Poul Anderson, né en 1926 et mort en 2001, est un écrivain américain de l’Age d’Or (il a notamment contribué aux revues Astounding, Galaxy et F&SF). Diplômé de physique à l’université du Minnesota, il publie sa première nouvelle, Tomorrow’s children, écrit avec F.N. Waldrop, en 1947. S’ensuit une longue série de nouvelles et de romans, parmi lesquels se distinguent La Patrouille du temps (1960) ou Les Croisés du cosmos (1960). D’origine danoise, il s’intéresse également aux légendes nordiques avec La saga de Hrolf Kraki (1973).
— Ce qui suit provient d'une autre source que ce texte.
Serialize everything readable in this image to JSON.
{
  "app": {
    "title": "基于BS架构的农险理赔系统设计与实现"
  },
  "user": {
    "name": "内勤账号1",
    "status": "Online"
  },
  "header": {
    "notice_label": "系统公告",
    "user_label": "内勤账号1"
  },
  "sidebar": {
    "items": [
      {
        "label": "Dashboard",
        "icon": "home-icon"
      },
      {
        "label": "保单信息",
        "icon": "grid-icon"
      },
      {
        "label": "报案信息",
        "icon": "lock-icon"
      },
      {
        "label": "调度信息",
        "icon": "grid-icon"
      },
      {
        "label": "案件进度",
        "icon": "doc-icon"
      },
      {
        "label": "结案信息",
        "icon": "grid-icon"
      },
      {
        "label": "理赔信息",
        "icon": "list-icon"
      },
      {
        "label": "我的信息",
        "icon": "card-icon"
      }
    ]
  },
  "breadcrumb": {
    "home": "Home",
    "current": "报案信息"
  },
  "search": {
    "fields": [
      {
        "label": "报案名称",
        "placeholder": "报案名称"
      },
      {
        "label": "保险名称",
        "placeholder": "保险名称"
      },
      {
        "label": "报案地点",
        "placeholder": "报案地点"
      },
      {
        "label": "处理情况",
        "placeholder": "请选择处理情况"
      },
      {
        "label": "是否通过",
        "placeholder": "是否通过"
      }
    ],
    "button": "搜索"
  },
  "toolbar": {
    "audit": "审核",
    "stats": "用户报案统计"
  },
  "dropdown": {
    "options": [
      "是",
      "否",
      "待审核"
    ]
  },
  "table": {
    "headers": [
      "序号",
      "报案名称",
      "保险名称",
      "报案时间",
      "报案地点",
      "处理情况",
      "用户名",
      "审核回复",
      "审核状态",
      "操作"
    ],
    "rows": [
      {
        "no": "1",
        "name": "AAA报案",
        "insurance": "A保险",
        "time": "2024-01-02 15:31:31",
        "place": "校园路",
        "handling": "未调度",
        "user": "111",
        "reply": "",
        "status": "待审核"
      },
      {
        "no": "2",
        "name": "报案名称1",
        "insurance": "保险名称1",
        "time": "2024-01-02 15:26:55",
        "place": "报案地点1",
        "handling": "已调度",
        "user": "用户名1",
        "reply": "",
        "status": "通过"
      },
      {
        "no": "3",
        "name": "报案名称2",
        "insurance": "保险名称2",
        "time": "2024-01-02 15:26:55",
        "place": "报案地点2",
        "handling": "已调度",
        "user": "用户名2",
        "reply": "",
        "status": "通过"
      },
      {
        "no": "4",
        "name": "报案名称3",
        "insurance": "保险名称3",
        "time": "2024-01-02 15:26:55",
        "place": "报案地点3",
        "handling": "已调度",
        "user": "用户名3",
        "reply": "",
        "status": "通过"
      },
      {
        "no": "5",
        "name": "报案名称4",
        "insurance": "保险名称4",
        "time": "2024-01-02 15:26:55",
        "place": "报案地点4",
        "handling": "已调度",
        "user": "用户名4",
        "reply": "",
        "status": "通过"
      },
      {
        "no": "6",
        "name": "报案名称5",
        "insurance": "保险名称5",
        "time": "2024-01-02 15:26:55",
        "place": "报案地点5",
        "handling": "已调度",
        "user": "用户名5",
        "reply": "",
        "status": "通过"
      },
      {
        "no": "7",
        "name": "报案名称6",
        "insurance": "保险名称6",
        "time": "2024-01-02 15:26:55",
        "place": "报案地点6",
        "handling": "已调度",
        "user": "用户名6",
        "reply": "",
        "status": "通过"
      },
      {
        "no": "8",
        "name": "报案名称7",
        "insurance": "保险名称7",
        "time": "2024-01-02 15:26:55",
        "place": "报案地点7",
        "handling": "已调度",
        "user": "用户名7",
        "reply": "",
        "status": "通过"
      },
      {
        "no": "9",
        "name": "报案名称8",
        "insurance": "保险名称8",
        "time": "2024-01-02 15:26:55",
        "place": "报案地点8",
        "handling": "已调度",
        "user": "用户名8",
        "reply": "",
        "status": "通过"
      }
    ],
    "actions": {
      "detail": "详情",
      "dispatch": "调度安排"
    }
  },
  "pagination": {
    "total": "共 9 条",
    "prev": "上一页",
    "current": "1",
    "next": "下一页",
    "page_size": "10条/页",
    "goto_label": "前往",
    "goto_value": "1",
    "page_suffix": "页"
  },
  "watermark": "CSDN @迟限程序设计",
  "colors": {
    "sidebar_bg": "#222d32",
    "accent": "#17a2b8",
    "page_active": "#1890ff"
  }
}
Il reçoit un certain nombre de prix et notamment 7 Hugo et 3 Nebula pour des nouvelles.

Flandry, défenseur de l’Empire terrien, rassemble deux romans mettant en scène Dominic Flandry, agent de la Flotte terrienne, présenté comme un James Bond des étoiles dont le but est de maintenir la cohésion d’un Empire décadent. Un cirque de tous les diables et Les mondes rebelles, écrits respectivement en 1970 et 1969, sont inédits en France, comme tous les autres textes de la série Flandry à l’exception d’Agent de l’Empire terrien, réédité par l’Atalante en 2005. Bien qu’ils soient les 9ème et 8ème tomes de la série (dans l’ordre d’écriture), ils peuvent être lus indépendamment.

Un cirque de tous les diables

Fraîchement intégré dans les services de renseignements de l’Empire, Dominic Flandry est envoyé pour un an sur Irumclaw, planète frontière entre les empires Terrien et Merséien, les deux principales puissances galactiques ennemies entre lesquelles se maintient un fragile statu quo. Abordé par Ammon, un parrain de la mafia locale, Flandry se laisse corrompre pour explorer une planète oubliée, Wayland, qui recèlerait d’immenses richesses. Accompagné par Djana, engagée par Ammon pour le surveiller, Flandry ne se doute pas que celle-ci est l’agent double d’un autre employeur dont elle-même ne sait rien.

Les mondes rebelles

Dans une région reculée de l’Empire terrien, Aaron Snelund, proche de l’Empereur, gouverne avec cruauté et semble préparer son retour à la cour. Hugh McCormac, amiral de la Flotte, ne supporte plus ces exactions et décide de se rebeller. Tout d’abord arrêté pour trahison, il parvient à s’enfuir mais laisse sa femme Kathryn entre les mains du tyran.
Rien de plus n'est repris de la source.